Looking at this from another perspective, I think there are a few folks who balk at English in general being applied with imprecision — the ones who point out that rain on your wedding day isn’t ironic, for example. That group counts the New York Times (different columnist, though) among its members.

Accuracy and precision in communication is important. So why give physics metaphors a pass?

Combing the Sky … for a Good Explanation

Finding Extrasolar Planets with Lasers

This ought to be better, and the fact that it isn’t reflects very poorly on the writer, and on the Planetary Society for not demanding better.

I find this particularly annoying because it has this “all these big words! Optical physics is Hard!” vibe to it. It would be easy enough to do the same thing with the astronomy side, cracking wise about stellar classifications and the like, but they would never consider doing that, because that’s their business. When it comes to physics, though, they have no qualms about dropping into Barbie mode, and I find that really annoying.
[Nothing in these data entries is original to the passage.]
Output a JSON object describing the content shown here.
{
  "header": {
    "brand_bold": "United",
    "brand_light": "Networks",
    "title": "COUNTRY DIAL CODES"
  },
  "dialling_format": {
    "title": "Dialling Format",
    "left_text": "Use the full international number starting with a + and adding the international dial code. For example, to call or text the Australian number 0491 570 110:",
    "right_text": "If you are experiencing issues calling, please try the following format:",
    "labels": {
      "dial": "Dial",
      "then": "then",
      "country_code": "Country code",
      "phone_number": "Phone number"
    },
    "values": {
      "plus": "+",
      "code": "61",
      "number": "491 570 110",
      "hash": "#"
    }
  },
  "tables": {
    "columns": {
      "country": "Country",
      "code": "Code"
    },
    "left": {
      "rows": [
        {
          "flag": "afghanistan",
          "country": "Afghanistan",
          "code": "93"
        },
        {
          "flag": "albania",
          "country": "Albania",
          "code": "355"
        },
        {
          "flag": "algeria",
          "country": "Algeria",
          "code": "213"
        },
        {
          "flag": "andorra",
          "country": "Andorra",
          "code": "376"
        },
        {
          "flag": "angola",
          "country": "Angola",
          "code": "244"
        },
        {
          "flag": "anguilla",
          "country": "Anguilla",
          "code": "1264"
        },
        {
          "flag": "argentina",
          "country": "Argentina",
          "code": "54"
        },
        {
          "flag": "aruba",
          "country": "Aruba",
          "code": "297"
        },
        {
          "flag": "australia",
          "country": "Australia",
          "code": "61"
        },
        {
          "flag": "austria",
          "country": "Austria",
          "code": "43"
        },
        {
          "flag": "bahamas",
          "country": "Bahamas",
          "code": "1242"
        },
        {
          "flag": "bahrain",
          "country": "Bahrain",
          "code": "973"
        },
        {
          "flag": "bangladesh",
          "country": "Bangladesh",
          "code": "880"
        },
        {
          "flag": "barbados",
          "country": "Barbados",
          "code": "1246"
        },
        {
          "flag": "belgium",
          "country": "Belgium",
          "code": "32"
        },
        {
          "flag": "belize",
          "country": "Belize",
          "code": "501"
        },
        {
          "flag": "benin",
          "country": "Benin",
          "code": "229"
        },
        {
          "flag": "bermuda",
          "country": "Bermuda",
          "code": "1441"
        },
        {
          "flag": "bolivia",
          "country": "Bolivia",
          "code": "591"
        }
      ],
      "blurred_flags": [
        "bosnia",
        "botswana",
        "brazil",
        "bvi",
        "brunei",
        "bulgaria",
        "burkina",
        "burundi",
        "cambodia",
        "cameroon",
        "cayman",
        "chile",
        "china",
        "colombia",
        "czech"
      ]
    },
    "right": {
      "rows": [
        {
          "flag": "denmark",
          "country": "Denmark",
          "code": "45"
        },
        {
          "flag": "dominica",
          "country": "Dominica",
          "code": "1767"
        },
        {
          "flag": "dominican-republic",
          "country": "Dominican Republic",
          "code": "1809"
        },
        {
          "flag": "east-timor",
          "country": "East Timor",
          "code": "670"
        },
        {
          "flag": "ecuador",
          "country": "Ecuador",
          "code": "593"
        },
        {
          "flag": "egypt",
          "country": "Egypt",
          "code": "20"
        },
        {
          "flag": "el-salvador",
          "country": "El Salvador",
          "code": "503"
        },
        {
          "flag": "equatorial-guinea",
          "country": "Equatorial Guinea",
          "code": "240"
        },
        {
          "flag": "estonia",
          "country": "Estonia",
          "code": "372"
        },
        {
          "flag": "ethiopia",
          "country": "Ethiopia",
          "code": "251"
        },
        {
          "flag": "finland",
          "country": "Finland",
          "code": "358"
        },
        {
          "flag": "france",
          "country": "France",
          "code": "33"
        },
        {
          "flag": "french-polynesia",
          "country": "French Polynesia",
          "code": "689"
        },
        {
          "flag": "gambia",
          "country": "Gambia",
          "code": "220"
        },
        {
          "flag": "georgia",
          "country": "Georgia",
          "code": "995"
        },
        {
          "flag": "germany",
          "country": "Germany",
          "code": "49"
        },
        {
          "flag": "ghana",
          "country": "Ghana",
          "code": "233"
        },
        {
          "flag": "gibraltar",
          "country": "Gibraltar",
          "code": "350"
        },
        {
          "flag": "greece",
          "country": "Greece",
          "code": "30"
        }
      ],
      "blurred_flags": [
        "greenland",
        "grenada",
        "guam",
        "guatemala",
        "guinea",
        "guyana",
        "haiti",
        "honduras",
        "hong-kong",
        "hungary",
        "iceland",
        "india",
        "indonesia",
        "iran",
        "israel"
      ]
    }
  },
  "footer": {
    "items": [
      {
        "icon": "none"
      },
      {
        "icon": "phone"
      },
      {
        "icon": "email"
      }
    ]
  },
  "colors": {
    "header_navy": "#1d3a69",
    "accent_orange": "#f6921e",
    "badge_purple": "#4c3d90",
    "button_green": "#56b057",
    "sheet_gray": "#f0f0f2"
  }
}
The hard is what makes it great.

Anyway, I agree — glossing over some interesting physics because it’s outside your area of expertise is one thing, but passing it off as magical gizmos is just lazy. I am biased, though — I’m an atomic physics guy, I’ver seen talks by both Ron Walsworth and Dave Phillips on the Astro-Comb and it’s pretty cool, and frequency combs are why I am of Nobel blood (via Ted Hänsch).

And even if you don’t want to (or can’t) write up something less awful than this hand-waving, here’s a radical idea: it’s the internet, so link to someone with a better explanation! I know, that’s blasphemy for a commercial publication — thou shalt not link outside your own ecosystem — but this is the Planetary Society (it’s a “dot org” not a “dot com”) so I’d think they’d be more concerned with getting good info out and less about external links at the tail end of an article.